In mid-October, Weber Shandwick’s (WS) Seattle office launched a research effort to probe attitudes and gain insights on the topic of equitable development. This effort was part of the company’s Impact Project, for which they chose Yesler Community Collaborative (YCC) as the beneficiary of $100,000 in pro bono consultation.
Through desktop research, focus groups, in-depth interviews and an online survey, this global integrated communications firm invited residents to “Add your voice to the conversation about Seattle’s future.” Autumn Lerner, Vice President, Health and Social Impact Practice at WS notes, “As consultants, our objective is to help YCC and partners describe and communicate how Seattle can grow in a way that retains its racial, cultural and economic diversity, with access to opportunity for everyone who calls Seattle home.”

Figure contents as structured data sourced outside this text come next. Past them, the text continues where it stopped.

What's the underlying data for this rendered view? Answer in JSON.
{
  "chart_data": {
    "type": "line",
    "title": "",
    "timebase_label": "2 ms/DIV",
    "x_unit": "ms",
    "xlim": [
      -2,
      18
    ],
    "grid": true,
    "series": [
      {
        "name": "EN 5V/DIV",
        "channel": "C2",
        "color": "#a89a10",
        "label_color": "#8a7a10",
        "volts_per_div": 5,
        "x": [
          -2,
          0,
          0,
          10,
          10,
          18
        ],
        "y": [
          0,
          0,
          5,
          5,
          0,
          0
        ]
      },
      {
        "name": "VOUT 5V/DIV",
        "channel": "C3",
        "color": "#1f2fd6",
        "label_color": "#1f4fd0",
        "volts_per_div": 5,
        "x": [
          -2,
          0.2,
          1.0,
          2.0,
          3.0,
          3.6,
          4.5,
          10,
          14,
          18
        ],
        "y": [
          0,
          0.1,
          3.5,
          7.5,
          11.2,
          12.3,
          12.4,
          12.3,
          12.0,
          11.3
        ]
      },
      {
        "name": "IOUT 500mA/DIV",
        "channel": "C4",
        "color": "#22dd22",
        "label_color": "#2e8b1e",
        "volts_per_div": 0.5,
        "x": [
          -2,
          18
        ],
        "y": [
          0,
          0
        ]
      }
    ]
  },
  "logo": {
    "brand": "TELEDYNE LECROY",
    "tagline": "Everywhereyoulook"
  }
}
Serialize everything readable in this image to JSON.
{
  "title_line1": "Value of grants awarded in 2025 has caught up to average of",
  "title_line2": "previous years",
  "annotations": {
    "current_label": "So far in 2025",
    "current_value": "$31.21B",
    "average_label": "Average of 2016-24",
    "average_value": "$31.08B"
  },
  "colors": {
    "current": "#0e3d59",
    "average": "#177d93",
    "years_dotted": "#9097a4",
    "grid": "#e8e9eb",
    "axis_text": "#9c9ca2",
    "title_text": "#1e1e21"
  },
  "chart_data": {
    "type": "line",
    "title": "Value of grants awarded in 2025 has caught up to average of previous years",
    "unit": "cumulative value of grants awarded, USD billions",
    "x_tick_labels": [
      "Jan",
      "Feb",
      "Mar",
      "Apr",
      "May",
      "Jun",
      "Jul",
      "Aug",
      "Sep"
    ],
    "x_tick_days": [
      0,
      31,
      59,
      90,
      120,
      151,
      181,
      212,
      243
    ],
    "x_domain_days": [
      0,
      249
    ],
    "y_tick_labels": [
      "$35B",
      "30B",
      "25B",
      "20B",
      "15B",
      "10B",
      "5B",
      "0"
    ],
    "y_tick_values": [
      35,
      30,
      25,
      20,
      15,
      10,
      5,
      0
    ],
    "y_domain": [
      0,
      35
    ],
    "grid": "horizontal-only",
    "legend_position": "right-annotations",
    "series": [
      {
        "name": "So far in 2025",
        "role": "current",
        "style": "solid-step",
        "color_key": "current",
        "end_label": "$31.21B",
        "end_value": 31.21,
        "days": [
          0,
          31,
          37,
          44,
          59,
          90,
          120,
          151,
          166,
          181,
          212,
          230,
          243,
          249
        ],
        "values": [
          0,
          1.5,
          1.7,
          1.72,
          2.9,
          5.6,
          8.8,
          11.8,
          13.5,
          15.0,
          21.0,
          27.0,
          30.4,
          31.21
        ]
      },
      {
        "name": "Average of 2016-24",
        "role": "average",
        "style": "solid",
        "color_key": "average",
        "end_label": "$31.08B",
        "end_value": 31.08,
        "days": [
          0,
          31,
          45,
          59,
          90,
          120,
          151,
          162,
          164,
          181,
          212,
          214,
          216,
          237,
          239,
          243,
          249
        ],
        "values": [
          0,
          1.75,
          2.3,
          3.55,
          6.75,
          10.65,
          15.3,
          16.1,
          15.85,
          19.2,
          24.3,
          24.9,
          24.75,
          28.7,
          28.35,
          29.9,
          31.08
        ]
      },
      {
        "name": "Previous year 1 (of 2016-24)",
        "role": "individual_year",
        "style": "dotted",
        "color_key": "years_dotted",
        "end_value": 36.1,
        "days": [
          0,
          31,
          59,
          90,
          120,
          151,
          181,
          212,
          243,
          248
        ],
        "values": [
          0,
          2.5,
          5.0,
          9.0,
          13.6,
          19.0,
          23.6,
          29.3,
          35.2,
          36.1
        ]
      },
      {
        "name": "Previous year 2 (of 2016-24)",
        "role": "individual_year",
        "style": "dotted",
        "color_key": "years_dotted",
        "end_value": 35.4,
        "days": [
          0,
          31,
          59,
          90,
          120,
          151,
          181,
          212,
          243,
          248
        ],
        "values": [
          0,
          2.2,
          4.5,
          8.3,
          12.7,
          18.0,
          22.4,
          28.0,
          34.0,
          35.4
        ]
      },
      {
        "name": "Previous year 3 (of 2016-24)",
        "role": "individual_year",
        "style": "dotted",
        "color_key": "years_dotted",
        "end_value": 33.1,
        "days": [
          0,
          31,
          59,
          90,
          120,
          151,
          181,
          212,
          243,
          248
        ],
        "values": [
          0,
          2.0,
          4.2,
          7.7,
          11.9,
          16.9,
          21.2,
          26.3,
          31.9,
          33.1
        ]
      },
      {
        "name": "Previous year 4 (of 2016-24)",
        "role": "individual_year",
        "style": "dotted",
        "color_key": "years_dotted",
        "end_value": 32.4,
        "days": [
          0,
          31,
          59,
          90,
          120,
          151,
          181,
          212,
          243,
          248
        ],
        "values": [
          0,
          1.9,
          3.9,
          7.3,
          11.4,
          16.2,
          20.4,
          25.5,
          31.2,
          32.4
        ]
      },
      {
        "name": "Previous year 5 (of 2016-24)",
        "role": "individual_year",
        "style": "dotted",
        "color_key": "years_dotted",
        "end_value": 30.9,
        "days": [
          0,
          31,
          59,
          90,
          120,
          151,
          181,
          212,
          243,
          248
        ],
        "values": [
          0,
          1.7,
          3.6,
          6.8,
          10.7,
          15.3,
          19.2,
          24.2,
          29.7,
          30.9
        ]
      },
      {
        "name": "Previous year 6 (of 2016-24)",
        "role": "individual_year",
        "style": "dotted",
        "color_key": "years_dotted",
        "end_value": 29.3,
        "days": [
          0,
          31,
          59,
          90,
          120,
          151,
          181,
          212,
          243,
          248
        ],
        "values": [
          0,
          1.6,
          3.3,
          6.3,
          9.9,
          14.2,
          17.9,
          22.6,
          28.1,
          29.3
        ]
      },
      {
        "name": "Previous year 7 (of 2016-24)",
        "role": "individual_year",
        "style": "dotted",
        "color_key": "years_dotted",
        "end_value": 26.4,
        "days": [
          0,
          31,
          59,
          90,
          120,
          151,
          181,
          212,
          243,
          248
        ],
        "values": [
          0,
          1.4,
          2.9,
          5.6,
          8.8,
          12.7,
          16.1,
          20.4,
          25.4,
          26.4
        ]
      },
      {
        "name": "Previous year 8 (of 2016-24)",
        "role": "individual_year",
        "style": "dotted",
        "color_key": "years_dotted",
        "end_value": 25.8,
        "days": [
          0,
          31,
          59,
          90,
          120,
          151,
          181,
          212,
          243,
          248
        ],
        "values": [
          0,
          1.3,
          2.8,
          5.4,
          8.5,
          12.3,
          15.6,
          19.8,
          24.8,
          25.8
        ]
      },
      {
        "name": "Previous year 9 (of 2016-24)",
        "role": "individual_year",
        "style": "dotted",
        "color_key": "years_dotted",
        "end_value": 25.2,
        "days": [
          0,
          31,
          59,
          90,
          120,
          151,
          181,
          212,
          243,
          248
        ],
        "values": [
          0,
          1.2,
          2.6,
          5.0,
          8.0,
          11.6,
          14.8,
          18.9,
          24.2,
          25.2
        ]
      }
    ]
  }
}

The WS team has distilled their research into an equity narrative that can assist nonprofits and others in communicating the issue of displacement in Seattle more effectively. Their creative studio has also been developing a short video that will serve as a visual representation of the narrative to focus attention and concern around the issue.
“We are looking forward to finalizing the narrative and video asset with YCC, and starting 2017 with the launch of the research results, narrative and video,” said Lerner.

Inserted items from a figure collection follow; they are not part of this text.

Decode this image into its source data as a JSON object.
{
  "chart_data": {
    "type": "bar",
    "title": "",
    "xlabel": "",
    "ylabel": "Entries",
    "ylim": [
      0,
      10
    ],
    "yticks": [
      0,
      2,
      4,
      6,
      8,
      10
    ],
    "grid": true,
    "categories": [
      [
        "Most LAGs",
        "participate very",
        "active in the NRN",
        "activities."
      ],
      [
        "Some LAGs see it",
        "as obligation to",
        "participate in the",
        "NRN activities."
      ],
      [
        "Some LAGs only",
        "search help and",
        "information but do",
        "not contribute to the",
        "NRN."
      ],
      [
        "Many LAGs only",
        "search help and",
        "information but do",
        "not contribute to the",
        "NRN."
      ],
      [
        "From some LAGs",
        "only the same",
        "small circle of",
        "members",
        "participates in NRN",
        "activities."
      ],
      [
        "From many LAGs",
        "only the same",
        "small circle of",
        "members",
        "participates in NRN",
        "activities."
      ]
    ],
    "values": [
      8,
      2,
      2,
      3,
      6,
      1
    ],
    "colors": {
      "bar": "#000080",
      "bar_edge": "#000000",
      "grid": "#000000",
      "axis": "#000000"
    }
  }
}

Meanwhile, the company’s on-going research has pinpointed several relevant articles that may be of interest, available in print and online, listed below with short descriptions:
- Is Tacoma the paradise people are leaving Seattle for? (KUOW) – Provides a perspective on the regional impacts of rising home prices and increasing rents.
- Section 8 tenants flee Seattle’s high rents, compete for housing in smaller cities (The Seattle Times) – Illustrates how far-reaching the impacts of higher rents can be.
- “Cities will be a powerful antidote to Donald Trump”: Social scientist Benjamin Barber on the emergence of a new urban radicalism (Quartz) – On the importance of cities, particularly in light of the election. This piece opines that cities are largely more progressive, “the one institution today that still works, where government functions, where trust levels are double the levels of other institutions,” and noted that mayors are coming together to push for policies that are priorities for their cities.
- Portland’s plan to limit McMansions in favor of affordability (City Inspired) – An interesting piece on how Portland is taking on affordable housing.
Virginia Felton, YCC’s communications lead notes, “We look forward to the results of this effort and amplifying our collective voice in 2017 using our equity narrative and messaging.”